Mela Ilandaikulam (Tamil : மேல இலந்தைகுளம்) a village in Manur taluk, Tirunelveli district, Tamil Nadu state, India. It is situated west of National Highway 7 between Kayathar and Devarkulam, 6 km from Devarkulam and 09 km from Kayathar. There is 1 higher secondary school, 1 middle school and 1 primary school.

Economy
The primary business of Mela Ilandaikulam is agriculture.
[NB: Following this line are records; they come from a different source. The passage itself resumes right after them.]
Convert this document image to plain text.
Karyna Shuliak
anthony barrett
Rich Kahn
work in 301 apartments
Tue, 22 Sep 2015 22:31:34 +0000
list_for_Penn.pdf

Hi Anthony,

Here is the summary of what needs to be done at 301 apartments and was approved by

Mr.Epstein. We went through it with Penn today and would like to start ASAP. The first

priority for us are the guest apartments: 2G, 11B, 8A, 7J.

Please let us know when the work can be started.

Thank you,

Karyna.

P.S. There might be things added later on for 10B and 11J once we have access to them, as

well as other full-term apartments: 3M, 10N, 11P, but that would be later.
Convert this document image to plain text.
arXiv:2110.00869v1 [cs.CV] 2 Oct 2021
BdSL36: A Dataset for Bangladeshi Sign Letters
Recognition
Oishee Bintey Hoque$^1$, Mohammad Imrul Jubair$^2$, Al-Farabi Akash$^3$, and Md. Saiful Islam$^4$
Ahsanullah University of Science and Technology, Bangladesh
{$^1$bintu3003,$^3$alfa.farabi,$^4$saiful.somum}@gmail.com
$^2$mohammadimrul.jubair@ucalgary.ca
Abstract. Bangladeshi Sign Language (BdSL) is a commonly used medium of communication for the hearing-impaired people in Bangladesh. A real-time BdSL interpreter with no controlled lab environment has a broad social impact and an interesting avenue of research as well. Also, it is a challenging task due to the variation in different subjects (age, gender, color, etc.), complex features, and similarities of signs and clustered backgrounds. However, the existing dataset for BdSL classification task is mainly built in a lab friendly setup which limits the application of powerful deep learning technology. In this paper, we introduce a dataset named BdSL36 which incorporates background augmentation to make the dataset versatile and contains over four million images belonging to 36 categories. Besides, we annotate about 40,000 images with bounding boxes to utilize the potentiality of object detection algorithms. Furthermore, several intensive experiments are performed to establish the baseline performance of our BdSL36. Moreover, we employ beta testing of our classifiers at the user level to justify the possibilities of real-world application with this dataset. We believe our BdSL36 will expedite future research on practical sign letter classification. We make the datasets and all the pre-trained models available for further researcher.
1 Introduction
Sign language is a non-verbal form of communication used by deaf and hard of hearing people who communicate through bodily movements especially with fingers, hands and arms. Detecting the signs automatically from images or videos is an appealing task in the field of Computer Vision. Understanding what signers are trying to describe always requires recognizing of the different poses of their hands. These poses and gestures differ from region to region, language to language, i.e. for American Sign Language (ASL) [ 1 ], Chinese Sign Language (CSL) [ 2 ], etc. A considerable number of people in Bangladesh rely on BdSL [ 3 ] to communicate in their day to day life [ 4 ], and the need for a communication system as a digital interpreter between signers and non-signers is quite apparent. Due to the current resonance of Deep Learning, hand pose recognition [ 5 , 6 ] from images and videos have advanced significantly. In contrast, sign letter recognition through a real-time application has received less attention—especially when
The primary crops produced by the village include: rice, cotton, onions, tomatoes, green chili peppers and peanuts.

Demographics
The 2011 census registered a village population of 3,824, with 1,897 males and 1,927 females.  The literacy rate is 67%. 56% of the population are classified as workers, with the non-workers including housewives, children, and students. 10% of the population was under six years of age.

Infrastructure
Mela Ilandaikulam has over five hundred Suzlon Energy windmills, each generating about 600 kW to 2100 kW of electricity.

Education
 R.C. Primary School (Grades 1-5)
 TDTA Middle School (Grades 1-8)
 Thiru Iruthaya Higher Secondary School (Grades 6-12)

Culture 
Mela Illandaikulam has Temples, Mosques, and Churches.

The Hindu Temples include
 Pathirakaliamman Temple
 Annamalai swamy Temple
 Sri Mariamman Temple
 vadakuvaselvi amman
 Sakthi vinayagar Temple
 Ulagamman Temple
 Sudalai Madan Temple
 Isakki Amman Temple
 Sri Ganesha Temple
 Sri meensudalai madasamy
 Aiyanar Temple
 Karuppa Sami Temple
 sriman narayanasamy Temple
 The Islamic mosques include
 Pallivaasal Mosque
 The churches include
 St. Paul Church of the Church of South India (CSI). They celebrate Christmas, and also have a seven-day festival every 20 May
 Church of the Sacred Heart of Jesus (St. Annai Velankanni Matha Church). They are part of the Roman Catholic Church They hold annual festivals in the second week of May, and also the Thiru Iruthaya Andavar festival, which starts on 20 May, and which lasts for three days.